Eulenschwestern
Gemeinsam durch die Nacht. Lautlos, verwegen, vom Wind getragen und dem Sturm zum Trotz. Wolfsgeheul ihr Begleiter. Schwärzer als die Nacht noch ihr Ziel, des Zauberers Burg.
Dahin die glücklichen Tage. Der Meister fort, so lange schon. Geschlagen von dunkler Macht nahm er die Verbannung an, auf ewig, schwor er, es sei denn …
„Dein Reich ist nun mein!“ Triumphierend hatte der schwarze Magier vor ihm gestanden und mit ihm dessen Schergen. Verrat war ihr Speer, Lüge ihre Lanze, Gewalt ihre Gesinnung. Sie kannten keine Gnade. Die Sonne versank an diesem Tag und wurde nicht mehr gesehen. Mit ihr ging der Zauberer, wie es der Bann verlangte. Die Nacht blieb zurück und der Sturm und das Donnergrollen. Nicht einmal Blitze erhellten die Dunkelheit. Hundert Jahre schon oder noch länger. Ungemessen die Zeit, seit jenem Tag.

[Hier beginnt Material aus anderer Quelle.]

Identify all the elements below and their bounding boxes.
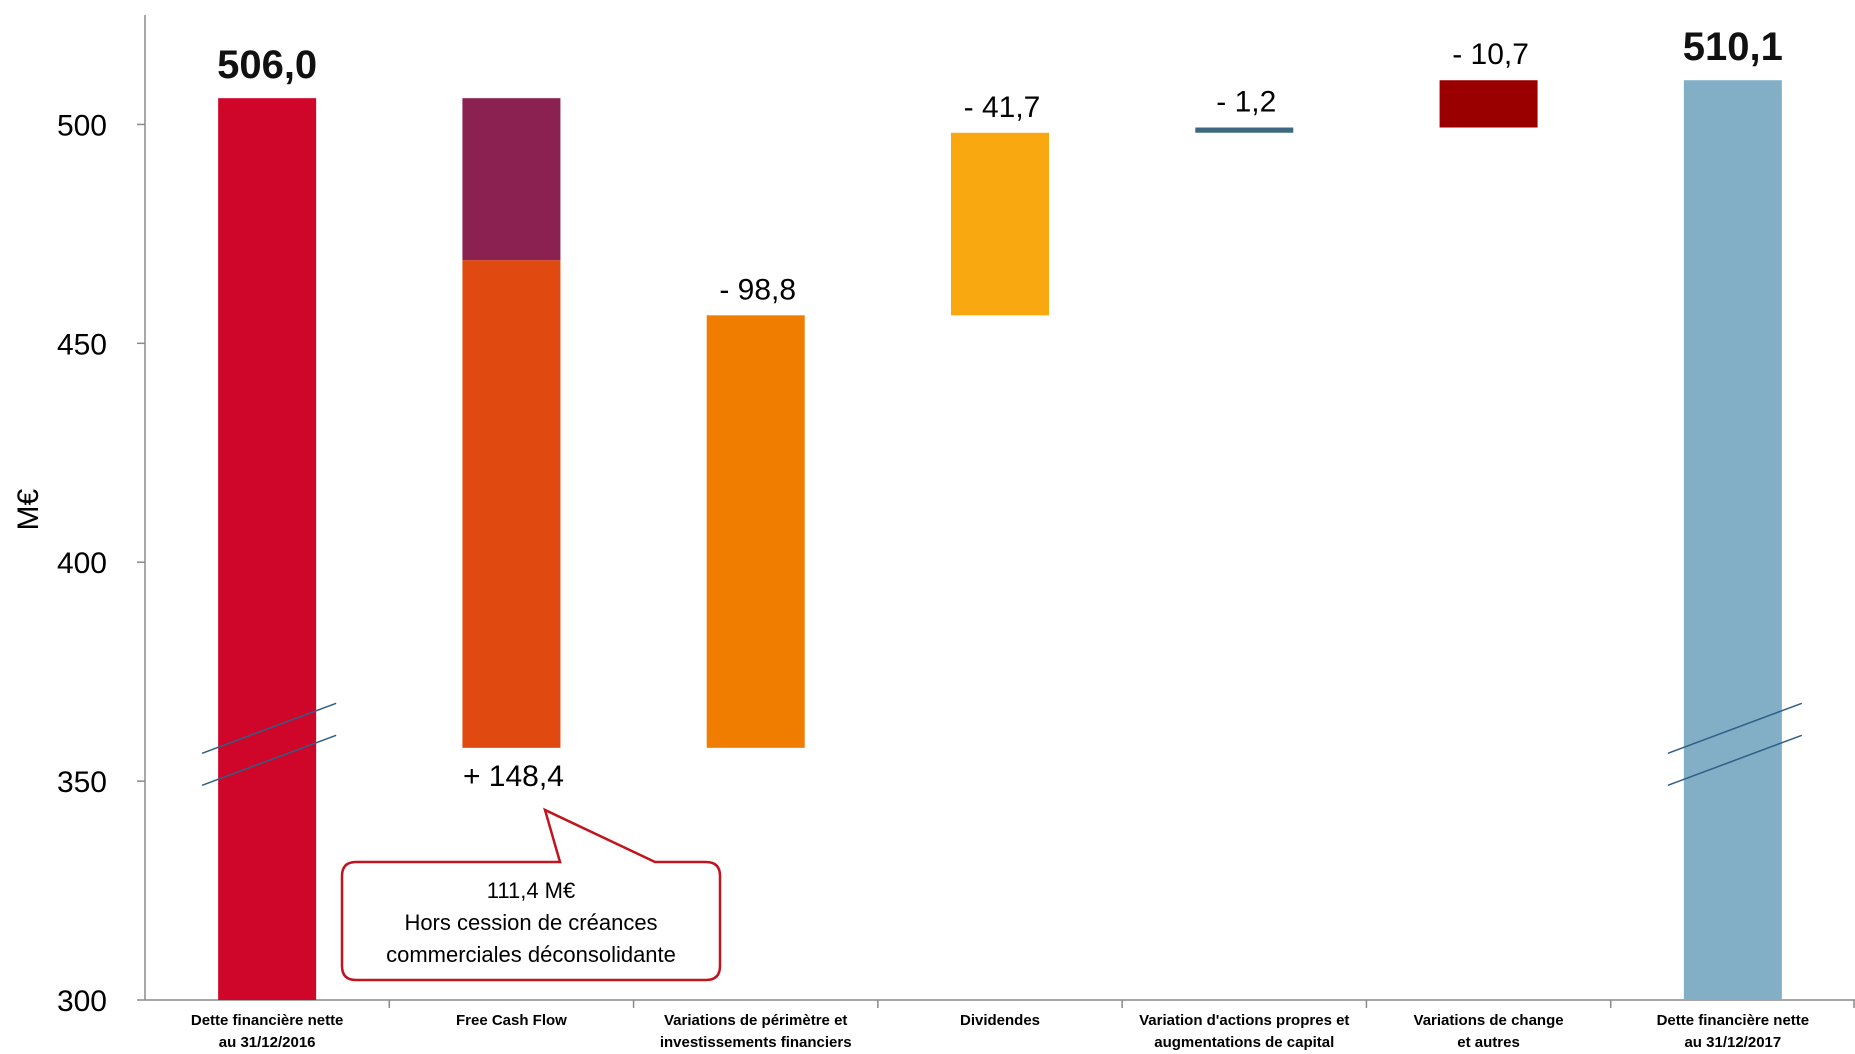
axis-break-mark xyxy=(1667,734,1803,787)
axis-breaks xyxy=(201,702,1803,787)
x-category-label-line: Variations de périmètre et xyxy=(664,1012,847,1029)
data-label: - 41,7 xyxy=(964,91,1041,124)
callout-balloon xyxy=(340,807,722,982)
x-category-label-line: et autres xyxy=(1457,1034,1520,1051)
x-category-label: Variations de change et autres xyxy=(1414,1012,1564,1051)
x-category-label-line: Variation d'actions propres et xyxy=(1139,1012,1349,1029)
x-category-label-line: investissements financiers xyxy=(660,1034,852,1051)
x-category-label-line: Dette financière nette xyxy=(191,1012,344,1029)
axis-break-mark xyxy=(1667,702,1803,755)
callout-text-line: commerciales déconsolidante xyxy=(386,942,676,967)
axes: 300 350 400 450 500 M€ Dette financière nette a… xyxy=(12,15,1855,1051)
bar xyxy=(1683,80,1782,1001)
x-category-label-line: Dette financière nette xyxy=(1657,1012,1810,1029)
bar-segment xyxy=(462,260,561,748)
data-label: - 98,8 xyxy=(719,273,796,306)
x-category-label-line: augmentations de capital xyxy=(1154,1034,1334,1051)
x-category-label-line: au 31/12/2017 xyxy=(1684,1034,1781,1051)
bar xyxy=(218,98,317,1000)
x-category-label-line: Dividendes xyxy=(960,1012,1040,1029)
bar xyxy=(951,132,1049,316)
x-category-label: Free Cash Flow xyxy=(456,1012,567,1029)
x-category-label: Dette financière nette au 31/12/2017 xyxy=(1657,1012,1810,1051)
x-category-label: Dette financière nette au 31/12/2016 xyxy=(191,1012,344,1051)
y-tick-label: 350 xyxy=(57,766,107,799)
data-label: 506,0 xyxy=(217,43,317,87)
y-axis-title: M€ xyxy=(12,489,45,531)
x-category-label: Variations de périmètre et investissement… xyxy=(660,1012,852,1051)
data-label: 510,1 xyxy=(1683,25,1783,69)
x-category-label-line: Variations de change xyxy=(1414,1012,1564,1029)
data-labels: 506,0 + 148,4 - 98,8 - 41,7 - 1,2 - 10,7 510,1 xyxy=(217,25,1783,793)
y-tick-label: 500 xyxy=(57,109,107,142)
y-tick-label: 450 xyxy=(57,328,107,361)
axis-break-mark xyxy=(201,702,337,755)
data-label: - 1,2 xyxy=(1216,86,1276,119)
x-category-label: Dividendes xyxy=(960,1012,1040,1029)
callout-text-line: 111,4 M€ xyxy=(487,878,575,903)
bar xyxy=(1195,127,1294,133)
y-tick-label: 400 xyxy=(57,547,107,580)
axis-break-mark xyxy=(201,734,337,787)
callout-text-line: Hors cession de créances xyxy=(404,910,657,935)
bar-segment xyxy=(462,98,561,261)
data-label: - 10,7 xyxy=(1452,38,1529,71)
bars xyxy=(218,80,1782,1001)
x-category-label: Variation d'actions propres et augmentati… xyxy=(1139,1012,1349,1051)
x-category-label-line: Free Cash Flow xyxy=(456,1012,567,1029)
bar xyxy=(706,315,805,748)
callout: 111,4 M€ Hors cession de créances commerci… xyxy=(340,807,722,982)
y-tick-label: 300 xyxy=(57,985,107,1018)
x-category-label-line: au 31/12/2016 xyxy=(219,1034,316,1051)
bar xyxy=(1439,80,1538,128)
data-label: + 148,4 xyxy=(463,760,564,793)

Doch noch bestand Hoffnung. Einen Schimmer hatte der Magier gewährt, sich seiner Kräfte zu sicher: „Ewig sei mein Sieg! Verbannt sollst du sein aus meinem Reich der Nacht und mit dir jedes Wesen, das von der Sonne genährt. Deine Burg sei mein Schild, deine Künste mein Spiel, dein Verderben mein Genuss. Verzweifle an der Hoffnung, die sich nie erfüllt, dass man zu mir trägt, was ein Wesen der Nacht nie tragen kann. Und nun hinfort!“
Zwei Eier nur im Nest. Die alten Eulen bewachten das Muttertier. Sollte es sein, dass sich die Legende erfüllte? Seit dem Tag der ewigen Dunkelheit erzählten sie sich, dass zwei von ihnen es sein würden, die den Bann des schwarzen Magiers brachen. Zwei aus einem Gelege, Schwestern ohne Geschwister. Die Alten warteten eine Woche, zwei. Kein weiteres Ei kam hinzu. Und als die Küken schlüpften, waren es Weibchen.
Stark mussten sie werden, sehr stark. Stark genug, das Amulett zu tragen, das der Zauberer zurückgelassen hatte. Er selbst war verbannt, doch das Amulett, das seinen eigenen Zauber trug, nicht. So bewahrten es die Eulen bis zu dem Tag, da es Erlösung bringen sollte von ewiger Finsternis. Der Funken eines Sonnenstrahls war in ihm verborgen.
Gemeinsam durch die Nacht. Lautlos, verwegen, vom Wind getragen und dem Sturm zum Trotz. Wolfsgeheul ihr Begleiter. Schwärzer als die Nacht noch ihr Ziel, des Zauberers Burg. Lange hatten sie ihre Kraft erprobt für diesen Tag. Immer wieder geübt, sich gemessen mit den Alten. Verantwortung und Verwegenheit nun in der Waage. Wie ihr Flug. Synchron der Flügelschlag, blind das Verstehen, jeder Richtungswechsel zeitgleich. Um den Hals von beiden, das Amulett.
Der Funke traf des schwarzen Magiers Auge, als er erwachte. Lautlos die Eulen über ihm, nicht wahrgenommen, als sie durch das Fenster kamen, ihr Flügelschlag zarter als ein Lufthauch. Er schrie. Den ersten und den letzten Schrei in einem. Und mit der Sonne kam auch der Zauberer zurück.
Mumpitz
17. Jan 2011
Super, Song! Fantasy-Geschichten gibt es normalerweise nciht unter 600 Seiten zu kriegen, und du machst das hier spannend und magisch auf einer Seite!